Field research took place from 12th June – 15th June 2012 with Teletalker connecting the quadrangle at Middlesex University with the day centre of Age UK Barnet. Data was collected through observation and interaction with people via Teletalker, and through individual interviews. The aims of my research go beyond the development of the artefact and also include the initiation of a discourse about the role of online social interaction technology in older people’s lives and which forms it may take in the future.

This presentation describes the Teletalker and the field research conducted. In particular, it focuses on the observation that communication was not be initiated by older people and when chatting with another person what would they talk about. With this presentation I would like to invite other academics to offer feedback on the Teletalker concept and to provide suggestions.

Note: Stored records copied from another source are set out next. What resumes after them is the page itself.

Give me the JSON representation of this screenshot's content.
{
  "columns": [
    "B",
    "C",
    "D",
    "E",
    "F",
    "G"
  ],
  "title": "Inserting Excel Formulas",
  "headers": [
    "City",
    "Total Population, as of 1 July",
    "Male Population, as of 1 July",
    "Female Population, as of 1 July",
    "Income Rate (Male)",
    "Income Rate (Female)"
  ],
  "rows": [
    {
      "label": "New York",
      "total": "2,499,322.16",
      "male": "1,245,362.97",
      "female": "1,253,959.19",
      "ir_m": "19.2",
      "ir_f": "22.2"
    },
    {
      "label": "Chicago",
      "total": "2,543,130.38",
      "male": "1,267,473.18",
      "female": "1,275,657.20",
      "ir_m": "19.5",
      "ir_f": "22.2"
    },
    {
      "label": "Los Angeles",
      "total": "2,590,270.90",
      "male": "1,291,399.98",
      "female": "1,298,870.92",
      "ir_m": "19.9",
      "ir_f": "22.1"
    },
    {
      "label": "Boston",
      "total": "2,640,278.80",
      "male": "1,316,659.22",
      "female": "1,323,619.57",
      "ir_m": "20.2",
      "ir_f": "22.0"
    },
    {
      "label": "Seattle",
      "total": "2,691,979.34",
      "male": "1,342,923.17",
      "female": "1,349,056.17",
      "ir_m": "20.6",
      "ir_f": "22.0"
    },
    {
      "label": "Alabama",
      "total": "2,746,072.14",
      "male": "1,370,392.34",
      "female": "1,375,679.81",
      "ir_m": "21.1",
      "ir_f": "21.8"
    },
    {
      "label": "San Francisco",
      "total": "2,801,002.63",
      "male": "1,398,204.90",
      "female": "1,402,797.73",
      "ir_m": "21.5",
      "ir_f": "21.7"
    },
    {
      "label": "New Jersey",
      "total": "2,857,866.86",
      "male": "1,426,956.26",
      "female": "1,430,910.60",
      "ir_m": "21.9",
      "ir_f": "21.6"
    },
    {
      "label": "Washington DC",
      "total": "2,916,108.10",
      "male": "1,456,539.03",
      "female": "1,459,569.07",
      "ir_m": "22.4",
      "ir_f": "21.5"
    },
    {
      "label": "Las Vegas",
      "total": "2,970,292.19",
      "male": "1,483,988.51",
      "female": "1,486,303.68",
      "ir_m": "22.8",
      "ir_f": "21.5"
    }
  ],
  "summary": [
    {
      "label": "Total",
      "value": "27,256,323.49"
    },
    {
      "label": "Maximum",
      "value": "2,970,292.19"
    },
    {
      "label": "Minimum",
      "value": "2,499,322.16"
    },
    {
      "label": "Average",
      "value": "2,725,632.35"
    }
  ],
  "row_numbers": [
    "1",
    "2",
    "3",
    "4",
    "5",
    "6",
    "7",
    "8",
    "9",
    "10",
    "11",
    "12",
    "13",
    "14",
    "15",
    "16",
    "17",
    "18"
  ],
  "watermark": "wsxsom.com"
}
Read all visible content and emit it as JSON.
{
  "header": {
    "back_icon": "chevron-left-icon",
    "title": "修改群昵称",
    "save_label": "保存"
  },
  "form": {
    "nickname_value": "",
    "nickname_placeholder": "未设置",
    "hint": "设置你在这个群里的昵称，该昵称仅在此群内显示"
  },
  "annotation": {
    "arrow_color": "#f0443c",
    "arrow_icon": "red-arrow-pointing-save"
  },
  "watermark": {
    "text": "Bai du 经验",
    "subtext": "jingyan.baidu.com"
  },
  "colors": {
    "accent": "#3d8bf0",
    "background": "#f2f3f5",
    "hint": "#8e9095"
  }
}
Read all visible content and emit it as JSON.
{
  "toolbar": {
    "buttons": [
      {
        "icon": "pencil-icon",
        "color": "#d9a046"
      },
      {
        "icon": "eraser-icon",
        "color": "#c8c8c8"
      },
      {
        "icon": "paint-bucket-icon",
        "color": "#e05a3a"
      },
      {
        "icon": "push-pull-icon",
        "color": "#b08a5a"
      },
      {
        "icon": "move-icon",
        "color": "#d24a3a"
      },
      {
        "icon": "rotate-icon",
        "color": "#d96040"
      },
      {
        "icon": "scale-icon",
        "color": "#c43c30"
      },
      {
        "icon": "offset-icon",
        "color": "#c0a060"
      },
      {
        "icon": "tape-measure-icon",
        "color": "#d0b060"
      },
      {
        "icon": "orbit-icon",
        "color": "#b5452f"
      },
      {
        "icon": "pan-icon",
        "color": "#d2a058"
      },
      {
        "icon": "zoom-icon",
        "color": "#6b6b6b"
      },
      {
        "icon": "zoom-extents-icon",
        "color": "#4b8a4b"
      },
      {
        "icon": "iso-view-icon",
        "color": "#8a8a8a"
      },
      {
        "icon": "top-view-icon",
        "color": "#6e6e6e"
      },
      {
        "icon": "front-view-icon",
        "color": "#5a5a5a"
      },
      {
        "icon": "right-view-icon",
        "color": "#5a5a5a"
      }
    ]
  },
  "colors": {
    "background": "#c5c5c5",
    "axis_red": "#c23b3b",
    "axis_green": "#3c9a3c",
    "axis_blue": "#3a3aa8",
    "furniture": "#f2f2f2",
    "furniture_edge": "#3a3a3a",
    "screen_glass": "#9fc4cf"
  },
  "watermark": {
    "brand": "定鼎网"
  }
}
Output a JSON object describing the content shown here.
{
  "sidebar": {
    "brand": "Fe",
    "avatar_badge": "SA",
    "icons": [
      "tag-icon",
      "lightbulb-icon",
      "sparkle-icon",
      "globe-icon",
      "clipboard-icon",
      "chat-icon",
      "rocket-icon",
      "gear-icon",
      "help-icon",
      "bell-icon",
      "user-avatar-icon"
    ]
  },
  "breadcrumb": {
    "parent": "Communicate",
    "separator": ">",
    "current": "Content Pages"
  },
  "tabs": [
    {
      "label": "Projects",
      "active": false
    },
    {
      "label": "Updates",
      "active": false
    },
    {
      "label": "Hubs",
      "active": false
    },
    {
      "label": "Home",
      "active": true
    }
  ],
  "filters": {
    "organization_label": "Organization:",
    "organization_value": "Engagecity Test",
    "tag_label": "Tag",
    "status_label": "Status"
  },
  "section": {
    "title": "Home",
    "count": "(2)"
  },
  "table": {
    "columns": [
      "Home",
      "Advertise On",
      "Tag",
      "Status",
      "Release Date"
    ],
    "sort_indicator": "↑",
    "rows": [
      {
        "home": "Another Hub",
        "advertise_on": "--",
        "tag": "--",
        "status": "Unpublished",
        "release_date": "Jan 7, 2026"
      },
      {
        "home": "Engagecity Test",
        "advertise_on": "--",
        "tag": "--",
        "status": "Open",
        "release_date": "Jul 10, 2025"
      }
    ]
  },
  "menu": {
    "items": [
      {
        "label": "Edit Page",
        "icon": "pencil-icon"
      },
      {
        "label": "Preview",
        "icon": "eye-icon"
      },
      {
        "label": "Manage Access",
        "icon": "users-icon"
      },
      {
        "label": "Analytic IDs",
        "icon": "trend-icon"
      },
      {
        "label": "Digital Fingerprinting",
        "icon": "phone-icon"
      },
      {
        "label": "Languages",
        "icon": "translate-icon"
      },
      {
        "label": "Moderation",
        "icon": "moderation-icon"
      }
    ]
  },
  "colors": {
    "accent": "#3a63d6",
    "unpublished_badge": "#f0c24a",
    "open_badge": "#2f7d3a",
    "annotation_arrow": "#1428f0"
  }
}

Presence and Communication Technologies: Changing Forms, Changing Norms

Christian Licoppe
Department of Social Science, Telecom Paristech
Paris, France

This presentation discusses the current period as characterized by challenges with respect to the normative ideal of co-presence and focused engagement as a full form of presence and also as a basis for social action. It discusses two examples, the transformation of the way people may appear at court, which recently allows the remote participation of defendants from prison through a videoconference system, and the forms of presence and encounters which seem to develop in highly connected, knowledge intensive environments through multi-tasking and the multiplication of involvements it entices. These challenges do not point to the disappearance of the traditional norms, but rather the fact they are increasingly contested from different deontic perspectives regarding presence, some of them perhaps incompatible with Modernity. The issue of the relevant forms of presence and involvement becomes a matter of public debate in very different arenas, whether a parliamentary debate to decide whether the use of video conference technologies is to become the rule rather than the exception in French courts, or a controversy in the field of psychology that tries to determine whether women’s skills with respect to multi-activity are greater than men’s.

Self-Presence in a Revised Body Schema

Andrea Stevenson Won
Department of Communication
Stanford University, USA

As customized, interactive displays become more common in communication technology, research on the psychological and physiological effects of self-representation using an avatar has expanded. The concept of homuncular flexibility, was illustrated by virtual reality researcher Jaron Lanier’s examination of how a two-armed human could inhabit the body of a 8 armed lobster. How could a body that differed so radically from the human be controlled? And how would it be experienced?

Homuncular flexibility proposes that people are capable of revising their mental image of their body based on visual and other feedback received while inhabiting an avatar. This concept is key to understanding presence and embodiment, both in virtual worlds and in less immersive media. This revision will allow users to be able to learn to inhabit, control, and identify with bodies very different than their biological ones.

It is proposed that given this ability to assimilate these non-biological bodies into the body schema, users are then capable of using the avatar’s body in novel ways. This has the potential to expand users’ abilities to explore mediated environments, process information, compensate for physical limitations and the constraints of the physical world, and engage in new kinds of social interactions, among other things.

This concept has important implications for medical, psychological, and educational uses of virtual reality in particular, but also for mediated self-representation or the representation of other social actors.  We will discuss examples of recent work that relates to the concept of homuncular flexibility. We will also examine the implications of this work for mediated environments, embodied cognition, and new concepts of self and social presence.